The Olympic Sevens Qualifier had been earmarked as a chance for the 29 year old to complete his switch from New Zealand to Tonga, alongside another ex All Black, Malakai Fekitoa.
But new Tonga Rugby CEO Peter Harding said that was unlikely, as the tournament clashed with the semi finals of the English Premiership on 19-20 June.
“As far as us getting Charles or Malakai or those guys, the only way we can do that is if they take a massive chance with their contracts which, let’s face it, that’s a risk,” he said.
“Whether they’re willing to take that risk it’s going to be up to them but it’s a big risk for them. I don’t know how many of those people we will get across – I don’t think we’ll get very many at all.”
Piutau is a key figure in the Bristol Bears side which currently tops the English standings seven rounds out from the playoffs, where the former Tonga Under 20s international plays alongside his older brother Siale, who captained the ‘Ikale Tahi at the 2019 Rugby World Cup.
Bristol coach Pat Lam has previously indicated his support for players being able to switch allegiance to represent their Pacific Island heritage, telling RNZ’s Champions of the Pacific programme that Piutau and Steven Luatua “could be a massive asset” to Tonga and Samoa.
But a spokesperson for the club confirmed that if the Bears make the playoffs in June “those boys will be playing for (the) Bears”.
Tonga was not a core side on the World Sevens Series circuit and if Piutau did not feature in Monaco the next time he would be able to switch his international allegience would be at the Oceania Sevens Championship in 2023, by which time he would be 32 and would miss out on representing the ‘Ikale Tahi at the 2023 World Cup.
Peter Harding was philosophical.
“If it was on a different weekend we wouldn’t have any trouble getting these guys across but realistically it’s not on a different weekend, it’s on a weekend where they most likely can’t come so that’s life,” he said.
“These people have private contracts with clubs, whether we’re playing or whether it’s the Olympic qualifier, and they have to look after their contracts and their family and if they do come sometimes they have to make decisions they would prefer not to be making but they have to make the right decision for their family and their future, it’s very difficult for them.”

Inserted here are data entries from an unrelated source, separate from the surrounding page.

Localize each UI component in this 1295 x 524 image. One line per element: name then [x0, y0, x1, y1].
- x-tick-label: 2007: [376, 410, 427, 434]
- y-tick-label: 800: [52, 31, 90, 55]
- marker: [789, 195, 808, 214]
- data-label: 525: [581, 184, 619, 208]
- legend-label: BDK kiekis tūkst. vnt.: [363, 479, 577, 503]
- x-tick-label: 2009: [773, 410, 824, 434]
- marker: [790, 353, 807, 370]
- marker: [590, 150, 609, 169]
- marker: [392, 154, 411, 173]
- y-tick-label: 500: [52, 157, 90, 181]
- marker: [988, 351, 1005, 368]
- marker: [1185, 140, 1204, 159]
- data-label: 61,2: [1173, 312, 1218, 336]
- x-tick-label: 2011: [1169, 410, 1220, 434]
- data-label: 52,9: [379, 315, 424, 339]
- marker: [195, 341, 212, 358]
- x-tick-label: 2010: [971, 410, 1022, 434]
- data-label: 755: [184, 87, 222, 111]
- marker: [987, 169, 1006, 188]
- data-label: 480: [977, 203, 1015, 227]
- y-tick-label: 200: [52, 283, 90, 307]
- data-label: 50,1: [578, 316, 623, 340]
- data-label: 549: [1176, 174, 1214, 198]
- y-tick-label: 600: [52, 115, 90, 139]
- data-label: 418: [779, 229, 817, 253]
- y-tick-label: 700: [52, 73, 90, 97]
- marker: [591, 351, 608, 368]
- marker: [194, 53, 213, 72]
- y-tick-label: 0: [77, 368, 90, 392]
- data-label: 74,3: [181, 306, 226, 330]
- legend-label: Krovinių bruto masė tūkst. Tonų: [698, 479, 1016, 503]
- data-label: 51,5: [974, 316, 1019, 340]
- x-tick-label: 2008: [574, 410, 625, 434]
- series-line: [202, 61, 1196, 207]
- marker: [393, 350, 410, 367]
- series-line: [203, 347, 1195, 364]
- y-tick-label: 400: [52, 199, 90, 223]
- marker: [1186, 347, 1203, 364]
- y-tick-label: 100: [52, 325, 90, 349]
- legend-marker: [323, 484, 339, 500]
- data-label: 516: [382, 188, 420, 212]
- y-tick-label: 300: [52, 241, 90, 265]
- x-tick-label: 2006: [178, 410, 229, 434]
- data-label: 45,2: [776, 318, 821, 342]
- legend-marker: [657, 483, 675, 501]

There was still hope that Malakai Fekitoa would be able to play in Monaco. The Ha’apai-born midfielder was part of a Wasps team that were ninth and seemingly out of contention for the playoffs, which would allow the 28 year old to link up with the Tongan squad following the completion of the regular season.
Peter Harding hinted there were some other players also on Tonga’s radar to play in Monaco and praised the job that coach Tevita Tu’ifua and manager Richard Weightmann had done with the men’s sevens programme over the last two and a half years.
“Let’s make no bones about it, they’re obviously very good at their jobs and they’ve done a fantastic job under a fair bit of pressure, mind you,” he said.
“They’ve pulled a great programme together there and one thing I did do while I wasn’t involved was to talk the board into fully supporting them last year, while things were a little bit ropey and while they were deciding things, because their programme is of great value to Tonga Rugby.”